I’m 37, female, and had an affair with my daughter’s tutor. Yet I’m happily married with wonderful children. My husband knows about the affair and forgave me.
Another man came into my life four years ago - we talked online and had cyber sex. He always enjoyed it. He came to meet me once and we crossed the line.
He stopped calling. I had said it was over, but he said he wanted to stay friends and meet sometimes, but he never contacted me.
I reached out many times, through email, phone and text-messages, but got no reply. I got mad and called his relative, telling how I was left after being used. I also emailed his sister and friend about what type of guy he is.
I’m sorry for what I’ve done, but he had no right to treat me like this. I still miss him, but I want to forget him and move on with my husband who loves me so much.
How can I go back to my life and forget the past? I was so happy before I met him.
- Tormented
Whatever propelled you to take these risks with your marriage and family life, should push you right now into a therapist’s office.
You need to examine why this rejection has you so outraged and lost, when the fact is you presented yourself to both these men as a cheating wife.
It’s a silent message that you’re someone looking to “use” a man for sex (and therefore be “used,” too) since you wanted to stay married.
There’s a strong disconnect in your thinking about what went wrong here. I suspect it comes from some loss/rejection in your past.
Get individual counselling help to understand what drove you to have these affairs, so you can get past obsessing about this one that (wisely) got away.
I’m mid-40s, male, partnered for four years; my mother, 83, has lived six years in the basement apartment that I created for her. But the suburban house is too costly and big for our needs.
Mom’s in excellent shape but needs me to drive her around, do her accounting, clean, etc. She doesn't want to hang around with "old" people or anyone else.
I want to downsize closer to the city; she refuses to pay the cost of a seniors’ residence although she can afford it. My siblings cannot contribute.
She threatened she’d die from the move. She’s extremely negative, opinionated, stubborn and politically incorrect. My same-sex partner’s at his wits end with her.
She raised us lovingly and always giving. If a move kills her, I can’t live with the guilt. Yet everything’s become demanding: Mom, my partner, my career, my finances.
- About To Crack
A true partner needs to help you find a solution, not demand one, so tell him to ease up the pressure.
Consult with a seniors’ counsellor service in your community. But there are compromise solutions, such as moving both yourselves and your mother into two separate apartments in the same building; or into the basement unit of a townhouse you purchase; or into a seniors’ residence close by your too-small-for-her next home.
Have the counsellor also visit mom and help her see the benefits of change; she’s likely digging in her heels as she feels the tension in the house.
She’ll like the attention of someone who talks to her objectively and it’ll ease the mother-son power struggle.

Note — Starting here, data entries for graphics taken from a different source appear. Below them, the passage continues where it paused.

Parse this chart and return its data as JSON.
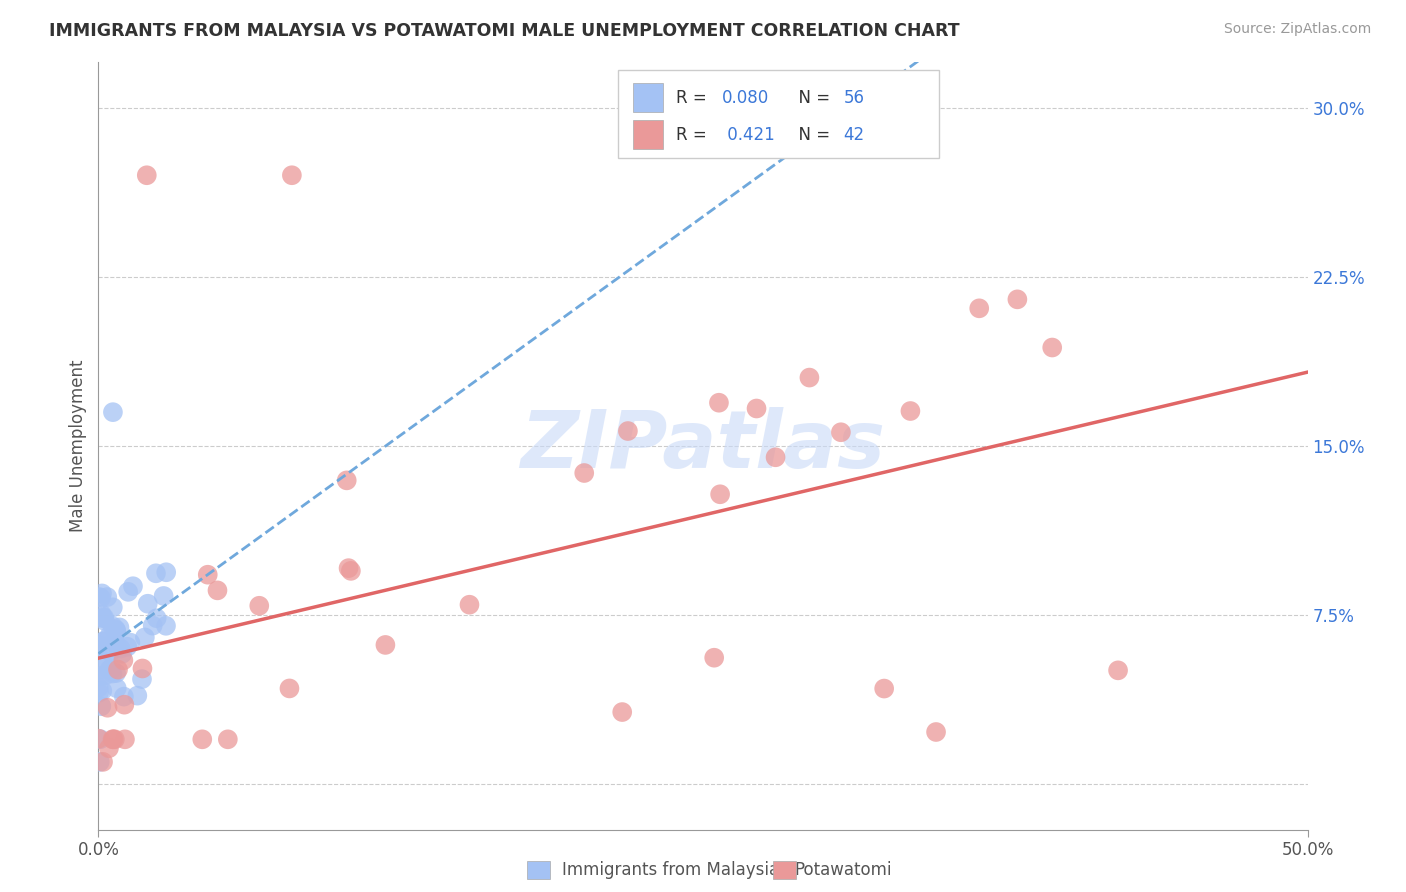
{
  "title": "IMMIGRANTS FROM MALAYSIA VS POTAWATOMI MALE UNEMPLOYMENT CORRELATION CHART",
  "source": "Source: ZipAtlas.com",
  "ylabel": "Male Unemployment",
  "y_ticks": [
    0.0,
    0.075,
    0.15,
    0.225,
    0.3
  ],
  "y_tick_labels": [
    "",
    "7.5%",
    "15.0%",
    "22.5%",
    "30.0%"
  ],
  "x_lim": [
    0.0,
    0.5
  ],
  "y_lim": [
    -0.02,
    0.32
  ],
  "color_blue": "#a4c2f4",
  "color_pink": "#ea9999",
  "line_blue": "#6fa8dc",
  "line_pink": "#e06666",
  "watermark": "ZIPatlas",
  "legend_label1": "Immigrants from Malaysia",
  "legend_label2": "Potawatomi",
  "r1": "0.080",
  "n1": "56",
  "r2": "0.421",
  "n2": "42"
}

A friend’s asking our group to donate money to a graduation gift for someone, because she and the friend's parents can't afford to send her on a trip.
I feel a grad gift is something a family does, not the friends. Plus, if they can't afford it, can't they find another gift? I don't know if I can speak up about this because it might be seen as mean.
- Uncomfortable
It’s not “mean” to raise concerns about something that doesn’t make sense to you. Learning to speak up – albeit diplomatically – is an important part of taking care of yourself.
Say that you feel that friends aren’t responsible for graduation gifts other than a token, and only if this is being done for everyone in the group.
If it’s her best friend, she’s welcome to go ahead on her own. If the parents have asked for help, they’re imposing inappropriately.
Tip of the day:
When a married person cheats so casually it sends a message to the “partner” that so-called social rules can easily be broken.